Профессор Арзамасцев едва заметно улыбнулся.
– Это неправда, Ермаков, хотя вы воспроизвели цифры, заложенные в вашу голову еще в школе. О том, что это неправда, ученые знали уже в шестидесятых годах, а с начала семидесятых все более или менее серьезные исследования этой проблемы носят закрытый характер. Об этом позаботились правительства всех стран, где уровень таких исследований достиг определенной черты.
– Зачем понадобилось засекречивать исследования? – с недоумением поинтересовался Ермаков.
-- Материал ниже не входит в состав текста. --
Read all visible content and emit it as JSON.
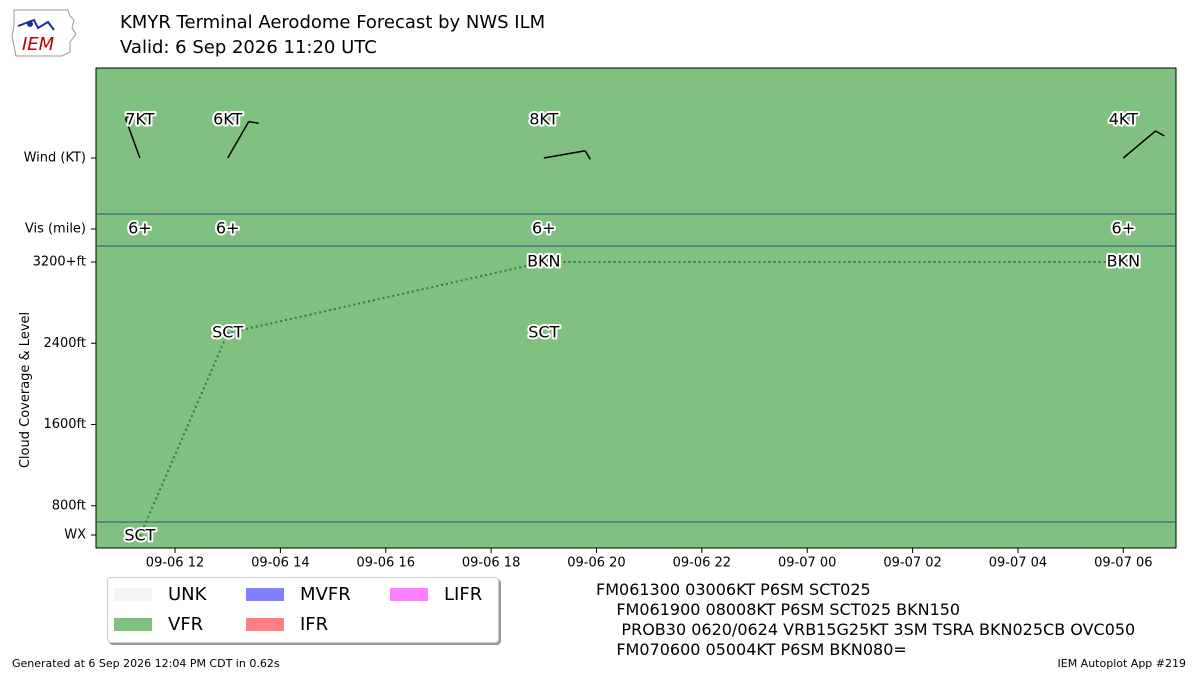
{
  "header": {
    "title": "KMYR Terminal Aerodome Forecast by NWS ILM",
    "valid": "Valid: 6 Sep 2026 11:20 UTC",
    "logo_text": "IEM"
  },
  "chart_data": {
    "type": "line",
    "ylabel": "Cloud Coverage & Level",
    "row_labels": {
      "wind": "Wind (KT)",
      "vis": "Vis (mile)",
      "wx": "WX"
    },
    "y_ticks": [
      {
        "label": "800ft",
        "value": 800
      },
      {
        "label": "1600ft",
        "value": 1600
      },
      {
        "label": "2400ft",
        "value": 2400
      },
      {
        "label": "3200+ft",
        "value": 3200
      }
    ],
    "ylim": [
      0,
      3200
    ],
    "xlim": [
      "2026-09-06T10:30",
      "2026-09-07T07:00"
    ],
    "x_ticks": [
      {
        "label": "09-06 12",
        "t": "2026-09-06T12:00"
      },
      {
        "label": "09-06 14",
        "t": "2026-09-06T14:00"
      },
      {
        "label": "09-06 16",
        "t": "2026-09-06T16:00"
      },
      {
        "label": "09-06 18",
        "t": "2026-09-06T18:00"
      },
      {
        "label": "09-06 20",
        "t": "2026-09-06T20:00"
      },
      {
        "label": "09-06 22",
        "t": "2026-09-06T22:00"
      },
      {
        "label": "09-07 00",
        "t": "2026-09-07T00:00"
      },
      {
        "label": "09-07 02",
        "t": "2026-09-07T02:00"
      },
      {
        "label": "09-07 04",
        "t": "2026-09-07T04:00"
      },
      {
        "label": "09-07 06",
        "t": "2026-09-07T06:00"
      }
    ],
    "category_color": "#80c080",
    "line_color": "#2e7d32",
    "periods": [
      {
        "t": "2026-09-06T11:20",
        "wind": {
          "label": "7KT",
          "dir": 340,
          "speed": 7
        },
        "vis": "6+",
        "clouds": [
          {
            "cover": "SCT",
            "level": 500
          }
        ]
      },
      {
        "t": "2026-09-06T13:00",
        "wind": {
          "label": "6KT",
          "dir": 30,
          "speed": 6
        },
        "vis": "6+",
        "clouds": [
          {
            "cover": "SCT",
            "level": 2500
          }
        ]
      },
      {
        "t": "2026-09-06T19:00",
        "wind": {
          "label": "8KT",
          "dir": 80,
          "speed": 8
        },
        "vis": "6+",
        "clouds": [
          {
            "cover": "SCT",
            "level": 2500
          },
          {
            "cover": "BKN",
            "level": 3200
          }
        ]
      },
      {
        "t": "2026-09-07T06:00",
        "wind": {
          "label": "4KT",
          "dir": 50,
          "speed": 4
        },
        "vis": "6+",
        "clouds": [
          {
            "cover": "BKN",
            "level": 3200
          }
        ]
      }
    ],
    "line_points": [
      {
        "t": "2026-09-06T11:20",
        "level": 500
      },
      {
        "t": "2026-09-06T13:00",
        "level": 2500
      },
      {
        "t": "2026-09-06T19:00",
        "level": 3200
      },
      {
        "t": "2026-09-07T06:00",
        "level": 3200
      }
    ],
    "legend": [
      {
        "label": "UNK",
        "color": "#f5f5f5"
      },
      {
        "label": "MVFR",
        "color": "#8080ff"
      },
      {
        "label": "LIFR",
        "color": "#ff80ff"
      },
      {
        "label": "VFR",
        "color": "#80c080"
      },
      {
        "label": "IFR",
        "color": "#ff8080"
      }
    ]
  },
  "taf": {
    "lines": [
      "FM061300 03006KT P6SM SCT025",
      "    FM061900 08008KT P6SM SCT025 BKN150",
      "     PROB30 0620/0624 VRB15G25KT 3SM TSRA BKN025CB OVC050",
      "    FM070600 05004KT P6SM BKN080="
    ]
  },
  "footer": {
    "generated": "Generated at 6 Sep 2026 12:04 PM CDT in 0.62s",
    "app": "IEM Autoplot App #219"
  }
}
– Вы еще очень молоды и наивны, – грустно улыбнулся профессор. – К сожалению, у нас мало времени, иначе я мог бы прочитать на эту тему цикл лекций. Ограничусь самым простым и понятным объяснением. Человеческий мозг – это самый сложный из всех существующих биологических механизмов. Ни о каких двух-трех процентах и речи быть не может. Эта цифра на несколько порядков ниже. Если провести аналогию с компьютерами, наш мозг находится в состоянии «STEND BY», другими словами, в режиме подогрева. По сути, он еще не включен, но даже этой микроскопической по масштабам его истинного потенциала энергии вполне достаточно, чтобы обслужить минимальные потребности человеческого механизма. Речь идет даже не о количественных показателях, Ермаков. Мы ведь не сравниваем солнечные блики с самим светилом, хотя что-то общее в них, безусловно, есть.